Bisiklet ve kaykay ile 4 yılda 24 ülke gezen Faslı gezgin Othmane Zolati keşfetmek istediği Türkiye ile ilgili belgesel çekmek için Mardin’e geldi
‘Afrika ve Ben’ belgeseliyle 2018 Fas Macera Film Festivali’nde ‘yılın maceracısı’ seçilen Zolati (27), bisikletiyle geldiği kentte hem tarihi yerleri gezdi hem de belgeseli için kayıt aldı.
Mardin’e bisikletle gelen Othmane Zolati, hazırladığı yeni belgeseli için çalışmalarına başladı. Belgeselini iki ayrı bölümden yapmayı düşündüğünü söyleyen Zolati, kentin farklı kültür ve çeşitliliği konusunda bir belgesel çalışması yürüttüğünü söyledi. Mezopotamya´nın bu bölgesini okuduğu kitaplardan öğrendiğini belirten Zolati, muhteşem bir yer keşfettiğini belirterek, şunları söyledi:
“Ben bir maceracı, kaşif ve belgesel yapımcısıyım. Geçenlerde 24 Afrika ülkesinde 4 yıllık bir yolculuğu bitirdim. Bu deneyim hakkında bir belgesel film yaptım ve adı ‘Afrika ve Ben’. Güney Afrika´dan Fas’a, oradan da İstanbul´a uçtum.

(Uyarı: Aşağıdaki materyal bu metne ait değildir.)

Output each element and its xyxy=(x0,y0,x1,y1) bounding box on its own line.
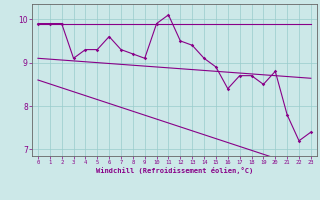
X-axis label: Windchill (Refroidissement éolien,°C): Windchill (Refroidissement éolien,°C) xyxy=(96,167,253,174)
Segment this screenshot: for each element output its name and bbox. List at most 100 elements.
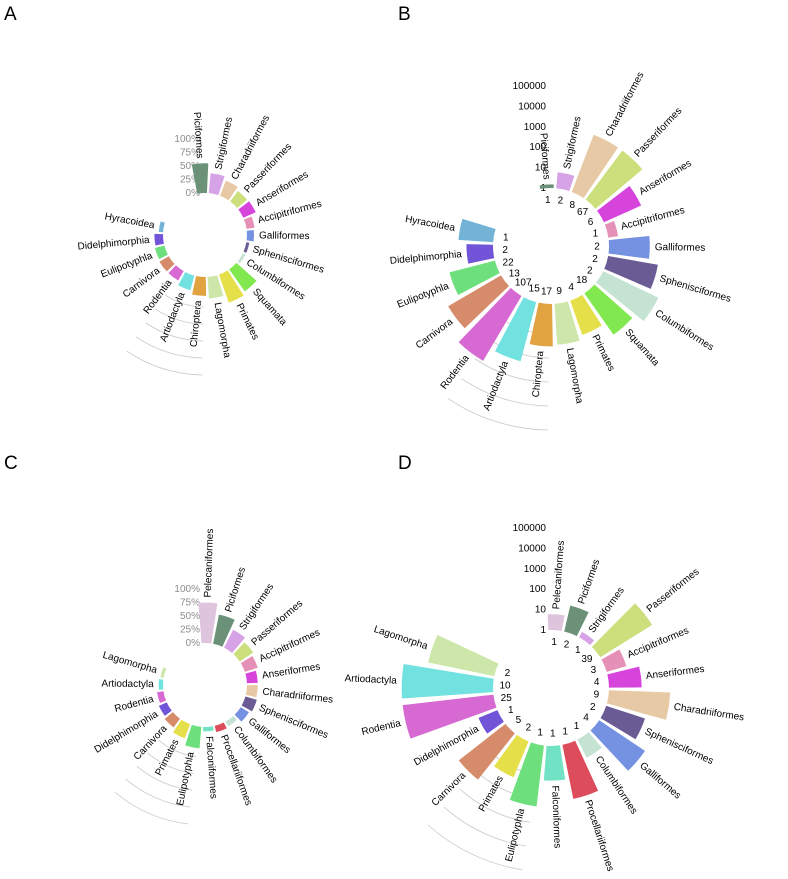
category-label-piciformes: Piciformes [576, 558, 602, 606]
bar-strigiformes [579, 631, 595, 646]
value-label-anseriformes: 4 [594, 677, 600, 688]
bar-passeriformes [230, 190, 248, 209]
bar-falconiformes [203, 726, 214, 732]
category-label-charadriiformes: Charadriiformes [262, 687, 334, 706]
bar-procellariiformes [562, 740, 599, 799]
category-label-piciformes: Piciformes [537, 133, 551, 180]
bar-accipitriformes [240, 656, 258, 672]
bar-primates [173, 719, 191, 739]
bar-anseriformes [238, 201, 256, 218]
bar-passeriformes [233, 642, 254, 662]
bar-falconiformes [543, 745, 566, 781]
category-label-artiodactyla: Artiodactyla [344, 673, 397, 686]
bar-lagomorpha [207, 275, 224, 299]
value-label-charadriiformes: 8 [570, 200, 576, 211]
category-label-strigiformes: Strigiformes [213, 116, 235, 170]
circular-bar-chart-c: 100%75%50%25%0%Pelecaniformes PiciformesS… [93, 528, 334, 825]
radial-tick-label: 25% [180, 625, 200, 636]
bar-primates [218, 270, 244, 303]
bar-lagomorpha [160, 667, 167, 678]
category-label-anseriformes: Anseriformes [261, 661, 321, 681]
guide-arc [145, 322, 204, 342]
bar-anseriformes [245, 670, 258, 684]
value-label-passeriformes: 67 [577, 207, 589, 218]
bar-rodentia [168, 265, 184, 281]
category-label-lagomorpha: Lagomorpha [101, 650, 158, 677]
value-label-primates: 2 [526, 723, 532, 734]
value-label-didelphimorphia: 2 [502, 245, 508, 256]
bar-chiroptera [192, 276, 207, 296]
value-label-columbiformes: 1 [574, 721, 580, 732]
radial-tick-label: 0% [186, 638, 201, 649]
category-label-pelecaniformes: Pelecaniformes [551, 540, 567, 610]
bar-didelphimorphia [466, 244, 495, 264]
radial-tick-label: 1 [540, 183, 546, 194]
circular-bar-chart-a: 100%75%50%25%0%Piciformes StrigiformesCha… [77, 112, 325, 376]
bar-columbiformes [225, 715, 237, 727]
value-label-primates: 4 [568, 282, 574, 293]
guide-arc [427, 824, 523, 871]
bar-galliformes [608, 235, 650, 259]
radial-tick-label: 100 [529, 142, 546, 153]
bar-galliformes [246, 230, 255, 242]
value-label-charadriiformes: 9 [594, 690, 600, 701]
guide-arc [126, 350, 203, 376]
value-label-pelecaniformes: 1 [551, 637, 557, 648]
value-label-strigiformes: 2 [558, 196, 564, 207]
value-label-eulipotyphla: 22 [503, 257, 515, 268]
value-label-artiodactyla: 10 [499, 681, 511, 692]
radial-tick-label: 10 [535, 605, 547, 616]
guide-arc [155, 308, 204, 325]
category-label-anseriformes: Anseriformes [637, 158, 693, 198]
radial-tick-label: 50% [180, 161, 200, 172]
category-label-hyracoidea: Hyracoidea [104, 211, 156, 231]
panel-label-c: C [4, 453, 18, 474]
bar-rodentia [402, 694, 497, 739]
category-label-sphenisciformes: Sphenisciformes [643, 726, 715, 767]
bar-accipitriformes [601, 649, 627, 672]
radial-tick-label: 100000 [513, 81, 547, 92]
guide-arc [136, 765, 193, 791]
guide-arc [164, 294, 204, 308]
guide-arc [158, 739, 197, 757]
circular-bar-chart-b: 100000 10000 1000 100 10 1 Piciformes 1 Strigifo… [389, 70, 732, 431]
category-label-primates: Primates [477, 774, 506, 814]
guide-arc [474, 358, 549, 383]
bar-accipitriformes [604, 221, 619, 238]
bar-primates [570, 294, 602, 335]
bar-carnivora [458, 723, 515, 780]
category-label-squamata: Squamata [250, 287, 289, 329]
guide-arc [447, 398, 548, 431]
bar-squamata [584, 284, 633, 335]
bar-artiodactyla [158, 679, 164, 690]
category-label-columbiformes: Columbiformes [653, 308, 716, 353]
value-label-procellariiformes: 1 [562, 726, 568, 737]
category-label-procellariiformes: Procellariiformes [582, 799, 615, 873]
category-label-chiroptera: Chiroptera [189, 300, 205, 348]
guide-arc [461, 378, 549, 407]
circular-bar-chart-d: 100000 10000 1000 100 10 1 Pelecaniformes 1 Pici… [344, 523, 744, 873]
bar-carnivora [448, 275, 510, 329]
value-label-passeriformes: 39 [581, 654, 593, 665]
bar-lagomorpha [554, 301, 580, 345]
bar-passeriformes [585, 150, 643, 209]
value-label-falconiformes: 1 [550, 729, 556, 740]
bar-eulipotyphla [185, 724, 202, 749]
panel-label-b: B [398, 4, 411, 25]
bar-eulipotyphla [509, 742, 544, 807]
radial-tick-label: 25% [180, 175, 200, 186]
bar-anseriformes [607, 666, 642, 688]
radial-tick-label: 10000 [518, 101, 546, 112]
radial-tick-label: 10 [535, 163, 547, 174]
radial-tick-label: 100 [529, 584, 546, 595]
category-label-galliformes: Galliformes [637, 760, 683, 801]
bar-hyracoidea [458, 218, 496, 243]
bar-galliformes [590, 720, 645, 771]
bar-hyracoidea [158, 221, 165, 233]
category-label-chiroptera: Chiroptera [531, 350, 547, 398]
value-label-galliformes: 4 [583, 712, 589, 723]
category-label-lagomorpha: Lagomorpha [372, 624, 429, 652]
bar-passeriformes [591, 603, 653, 658]
category-label-eulipotyphla: Eulipotyphla [396, 281, 451, 311]
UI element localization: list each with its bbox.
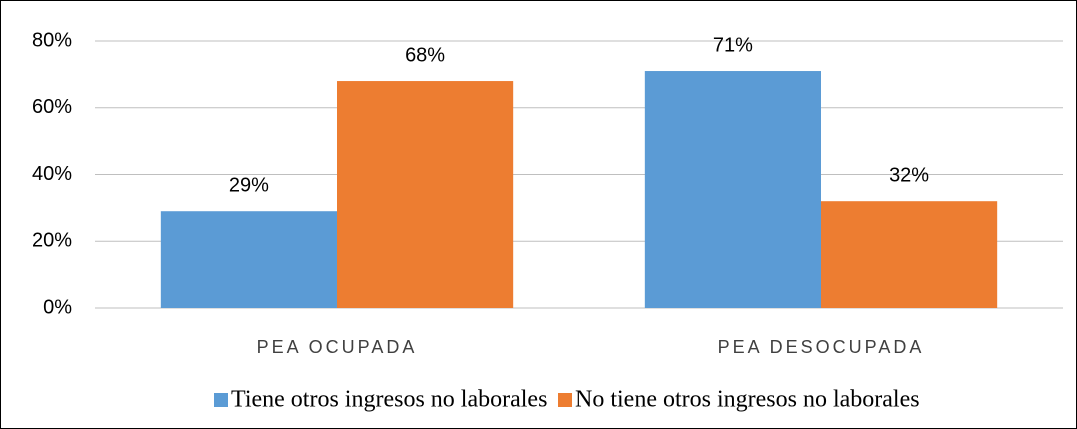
x-tick-label: PEA DESOCUPADA bbox=[718, 337, 925, 357]
y-tick-label: 80% bbox=[32, 29, 72, 51]
data-label: 32% bbox=[889, 164, 929, 186]
legend-swatch bbox=[214, 393, 228, 407]
legend-label: Tiene otros ingresos no laborales bbox=[231, 387, 547, 413]
y-tick-label: 40% bbox=[32, 163, 72, 185]
bar bbox=[337, 81, 514, 308]
data-label: 68% bbox=[405, 44, 445, 66]
legend-label: No tiene otros ingresos no laborales bbox=[575, 387, 920, 413]
legend-swatch bbox=[558, 393, 572, 407]
data-label: 71% bbox=[713, 34, 753, 56]
data-label: 29% bbox=[229, 174, 269, 196]
y-tick-label: 20% bbox=[32, 230, 72, 252]
bar bbox=[821, 201, 998, 308]
y-tick-label: 0% bbox=[43, 296, 72, 318]
bar bbox=[644, 71, 821, 308]
bar bbox=[160, 211, 337, 308]
y-tick-label: 60% bbox=[32, 96, 72, 118]
x-tick-label: PEA OCUPADA bbox=[257, 337, 418, 357]
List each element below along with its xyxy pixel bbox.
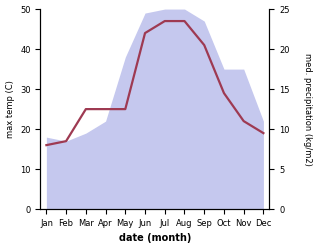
Y-axis label: max temp (C): max temp (C)	[5, 80, 15, 138]
Y-axis label: med. precipitation (kg/m2): med. precipitation (kg/m2)	[303, 53, 313, 166]
X-axis label: date (month): date (month)	[119, 234, 191, 244]
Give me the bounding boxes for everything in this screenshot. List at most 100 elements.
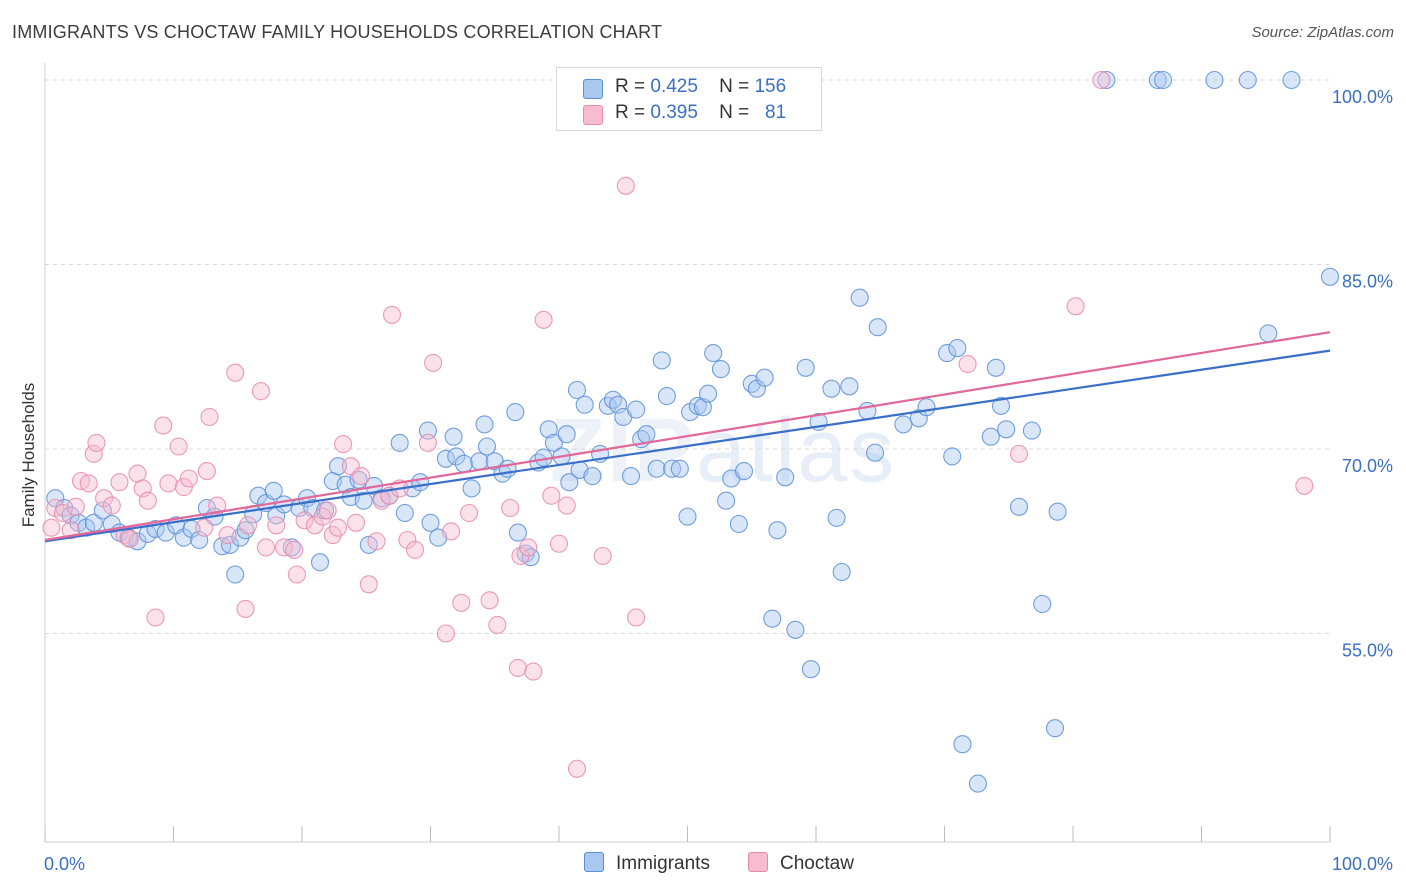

Dünyadaki bu Covid kısıtlamaları nedeniyle, bu yeni seyahat yaşam tarzına ve kısıtlamalarına uyum sağlamak zorunda kaldım ve bu yüzden seyahat şeklimi değiştirmeye karar verdim. Önceleri bir ülkeden diğerine gidip farklı sınırları aşıyordum ama şimdi bir ülkeye gidip ona odaklanmaya karar verdim.
Türkiye çok farklı kültürleri ve çeşitliliği, Türkleri, Arapları, Kürtleri ve diğer farklı milletleri görebileceğiniz, tarihle dolu, kültür ve çeşitlilik açısından zengin devasa bir ülke. Türkiye şimdiye kadar çok şaşırtıcıydı. Gezmeye başlayalı 3 ay oldu. İstanbul‘dan başladım. Türkiye hakkında çok şey gördüm ama en çok İstanbul ve turistik yerlerdi. Ama buraya kendi gözlerimle görmeye ve diğer yerleri keşfetmeye geldim. Ben de medyada görmediğimiz diğer tarafı göstereceğim.”
‘BÜTÜN FARKLI DİL VE IRKTAKİ İNSANLAR BARIŞ İÇİNDE YAŞIYOR’
Mardin´e geldikten sonra çalışmalarına başladığını ve keşfetmeye devam ettiğini belirten Zolati, “İnsanların hikayelerini dinliyorum ve daha fazla bilgi alıyorum. Buna gerçekten hayran kaldım. Bu şehir, sahip olduğu tüm çeşitlilik, farklı kabileler, Kürtler, Türkler, Araplar, Hıristiyanlar hepsinin bir arada barış içinde yaşamasıyla beni şaşırttı. Doğa insanı olduğum için ve bazen doğada tek başıma olmayı sevdiğim için bisiklete binmeyi çok severdim. Türkiye´nin bu yakasında Erzurum, Ağrı, Kars, Ağrı Dağı, Şırnak, boş yollarda tek başıma bisiklet sürüyordum, etrafımda hiçbir şey yoktu, harika bir andı. İnsanlarla birlikte olmayı ve hikaye araştırmayı da seviyorum. Buradakilerin misafirperverliği gerçekten harikaydı” dedi.